Domain name purchase negotiations went seriously awry here. SelectHealth, Inc., is a Utah corporation and health insurance provider. James E. Risinger is a Texas resident. Risinger owned the domain name www.selecthealth.com. SelectHealth contacted Risinger about purchasing the domain name and entered into negotiations with Risinger. Risinger copied SelectHealth’s website, www.selecthealth.org, and pasted it into the www.selecthealth.com website. Risinger then added a registration survey and email capability to the www.selecthealth.com website. Over 1,200 emails and 637 registrations were collected by Risinger, who then turned this information over to SelectHealth, apparently in an effort to drive up the domain name’s purchase price.
SelectHealth sued Risinger in federal district court in Utah, alleging that Risinger caused confusion by misappropriating Select Health’s copyrighted material, trade names, trade dress and trademarks and that SelectHealth suffered damages. The district court denied Risinger’s motion to dismiss for lack of personal jurisdiction. SelectHealth’s copyright infringement claim provided enough allegation of injury to SelectHealth to prevent Risinger’s motion to dismiss from being granted.
To obtain personal jurisdiction over a nonresident defendant in a diversity action, a plaintiff must show that jurisdiction is legitimate under the laws of the forum state and that the exercise of jurisdiction does not offend the due process clause of the Fourteenth Amendment. It is frequently helpful to undertake the due process analysis first, because any set of circumstances that satisfies due process will also satisfy the long-arm statute. To satisfy the constitutional requirement of due process there must be ‘minimum contacts’ between the defendant and the forum state.

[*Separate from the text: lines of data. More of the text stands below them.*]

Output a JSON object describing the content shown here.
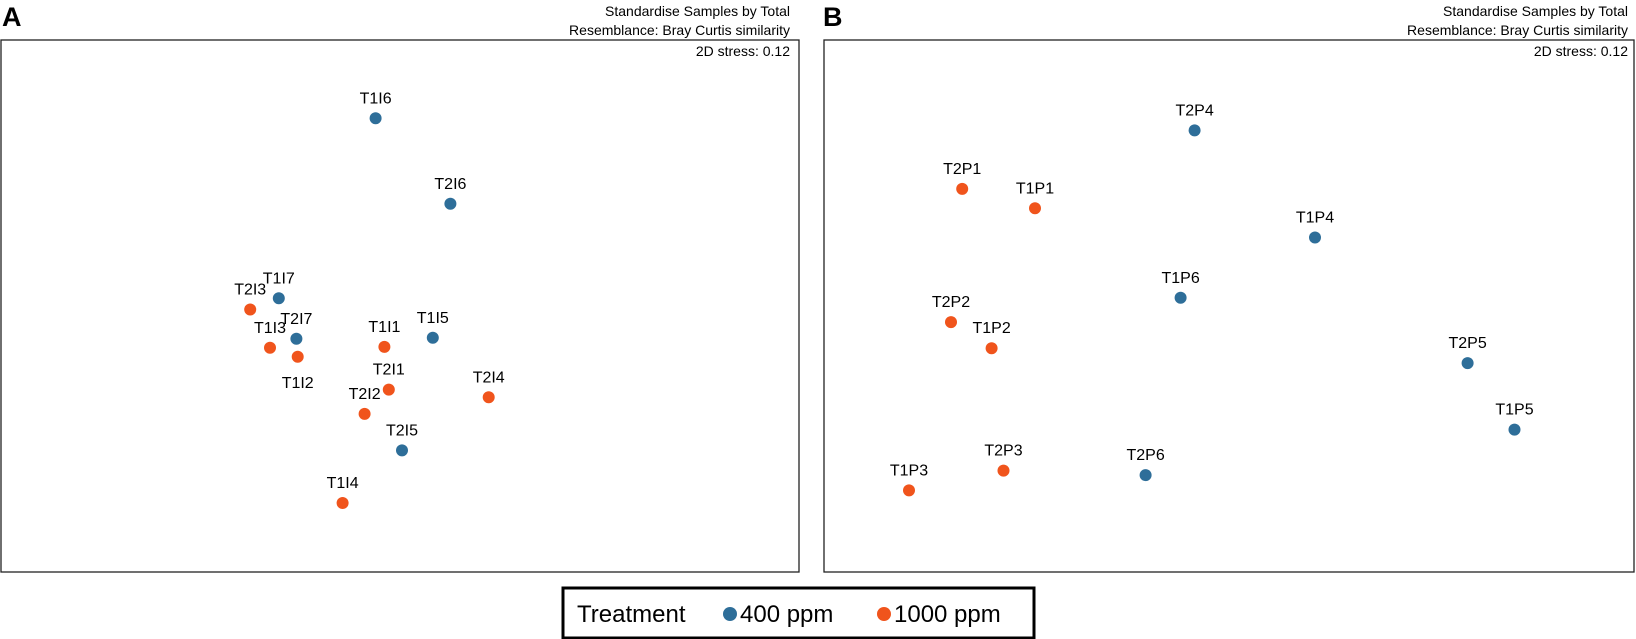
{
  "colors": {
    "ppm400": "#2e6e99",
    "ppm1000": "#f0541c"
  },
  "legend": {
    "title": "Treatment",
    "items": [
      {
        "label": "400 ppm",
        "group": "ppm400"
      },
      {
        "label": "1000 ppm",
        "group": "ppm1000"
      }
    ]
  },
  "chart_data": [
    {
      "type": "scatter",
      "panel": "A",
      "header_line1": "Standardise Samples by Total",
      "header_line2": "Resemblance: Bray Curtis similarity",
      "stress": "2D stress: 0.12",
      "xlim": [
        0,
        100
      ],
      "ylim": [
        0,
        100
      ],
      "points": [
        {
          "label": "T1I6",
          "x": 49.0,
          "y": 91.5,
          "group": "ppm400",
          "lpos": "above"
        },
        {
          "label": "T2I6",
          "x": 66.0,
          "y": 72.5,
          "group": "ppm400",
          "lpos": "above"
        },
        {
          "label": "T1I7",
          "x": 27.0,
          "y": 51.5,
          "group": "ppm400",
          "lpos": "above"
        },
        {
          "label": "T2I3",
          "x": 20.5,
          "y": 49.0,
          "group": "ppm1000",
          "lpos": "above"
        },
        {
          "label": "T2I7",
          "x": 31.0,
          "y": 42.5,
          "group": "ppm400",
          "lpos": "above"
        },
        {
          "label": "T1I3",
          "x": 25.0,
          "y": 40.5,
          "group": "ppm1000",
          "lpos": "above"
        },
        {
          "label": "T1I2",
          "x": 31.3,
          "y": 38.5,
          "group": "ppm1000",
          "lpos": "below"
        },
        {
          "label": "T1I1",
          "x": 51.0,
          "y": 40.7,
          "group": "ppm1000",
          "lpos": "above"
        },
        {
          "label": "T1I5",
          "x": 62.0,
          "y": 42.7,
          "group": "ppm400",
          "lpos": "above"
        },
        {
          "label": "T2I1",
          "x": 52.0,
          "y": 31.2,
          "group": "ppm1000",
          "lpos": "above"
        },
        {
          "label": "T2I2",
          "x": 46.5,
          "y": 25.8,
          "group": "ppm1000",
          "lpos": "above"
        },
        {
          "label": "T2I4",
          "x": 74.7,
          "y": 29.5,
          "group": "ppm1000",
          "lpos": "above"
        },
        {
          "label": "T2I5",
          "x": 55.0,
          "y": 17.7,
          "group": "ppm400",
          "lpos": "above"
        },
        {
          "label": "T1I4",
          "x": 41.5,
          "y": 6.0,
          "group": "ppm1000",
          "lpos": "above"
        }
      ]
    },
    {
      "type": "scatter",
      "panel": "B",
      "header_line1": "Standardise Samples by Total",
      "header_line2": "Resemblance: Bray Curtis similarity",
      "stress": "2D stress: 0.12",
      "xlim": [
        0,
        100
      ],
      "ylim": [
        0,
        100
      ],
      "points": [
        {
          "label": "T2P4",
          "x": 47.8,
          "y": 88.8,
          "group": "ppm400",
          "lpos": "above"
        },
        {
          "label": "T2P1",
          "x": 14.6,
          "y": 75.8,
          "group": "ppm1000",
          "lpos": "above"
        },
        {
          "label": "T1P1",
          "x": 25.0,
          "y": 71.5,
          "group": "ppm1000",
          "lpos": "above"
        },
        {
          "label": "T1P4",
          "x": 65.0,
          "y": 65.0,
          "group": "ppm400",
          "lpos": "above"
        },
        {
          "label": "T1P6",
          "x": 45.8,
          "y": 51.6,
          "group": "ppm400",
          "lpos": "above"
        },
        {
          "label": "T2P2",
          "x": 13.0,
          "y": 46.2,
          "group": "ppm1000",
          "lpos": "above"
        },
        {
          "label": "T1P2",
          "x": 18.8,
          "y": 40.4,
          "group": "ppm1000",
          "lpos": "above"
        },
        {
          "label": "T2P5",
          "x": 86.8,
          "y": 37.1,
          "group": "ppm400",
          "lpos": "above"
        },
        {
          "label": "T1P5",
          "x": 93.5,
          "y": 22.3,
          "group": "ppm400",
          "lpos": "above"
        },
        {
          "label": "T2P3",
          "x": 20.5,
          "y": 13.2,
          "group": "ppm1000",
          "lpos": "above"
        },
        {
          "label": "T2P6",
          "x": 40.8,
          "y": 12.2,
          "group": "ppm400",
          "lpos": "above"
        },
        {
          "label": "T1P3",
          "x": 7.0,
          "y": 8.8,
          "group": "ppm1000",
          "lpos": "above"
        }
      ]
    }
  ]
}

(Opinion pdf pages 2 and 3).
Establishing “minimum contacts” in this case required showing that Risinger purposely availed himself of the privilege of conducting activities within Utah.
The district court ruled that Risinger was on notice that the SELECTHEALTH trademark was owned by a Utah company and that his actions in copying SelectHealth’s website content and posting it into the www.selecthealth.com website would be felt in Utah. For example, Risinger made a point of informing SelectHealth that 622 of the 637 survey registrants were from Utah.
The district court ruled that Risinger’s actions in copying SelectHealth’s website and posting it to the www.selecthealth.com website purposely targeted Utah residents and not a nationwide audience. Risinger copied the website of a Utah based company, resulting in the collection of information from people who were almost all Utah residents. The district court also ruled that Risinger’s actions in copying SelectHealth’s website were expressly aimed at Utah residents and that he purposely directed his activities to the state of Utah.
SelectHealth must also show that its injuries arose out of Risinger’s contacts with Utah. Risinger argued that SelectHealth could not show that it suffered injuries, as Risinger did not provide services to the Utah consumers or even contact them. SelectHealth alleged copyright infringement claims arising from Risinger’s website copying. At the complaint stage of the proceedings, there was no evidence to the contrary and the district court ruled that SelectHealth’s copyright claims arose out of Risinger’s contacts with Utah.
Fair Play and Substantial Justice
Exercising jurisdiction must not offend traditional notions of fair play and substantial justice.
The Court considers the following five factors: (1) the burden on the defendant; (2) the forum state’s interest in resolving the dispute; (3) the plaintiff’s interest in receiving convenient and effective relief; (4) the interstate judicial system’s interest in obtaining the most efficient resolution of controversies; and (5) the shared interest of the several states in furthering fundamental substantive policies.
(Opinion pdf pages 9 and 10).
Defendant argues that the burden to litigate this case in Utah would offend traditional notions of fair play and substantial justice. However, Defendant has failed to identify any specific burden placed on him. Further, the burden on the defendant, while always a primary concern, will be considered in light of the other relevant factors. In this case, Utah has a considerable interest in resolving this dispute because Plaintiff is a Utah-based company engaged in supplying health-care insurance to Utah residents. Moreover, Plaintiff has a significant interest in receiving convenient and effective relief in Utah because Plaintiff operates in the state of Utah and does not engage in business affairs in the state of Texas. Finally, the interstate judicial system’s interest and the shared interest of Utah and Texas are well-served by resolving the dispute in Utah. Therefore, the exercise of jurisdiction over Defendant in this forum will not offend traditional notions of fair play and substantial justice.
(Opinion pdf page 10).
This case is SelectHealth, Inc. v. Risinger, No. 2:13-CV-773 TS, U.S. District Court for the District of Utah.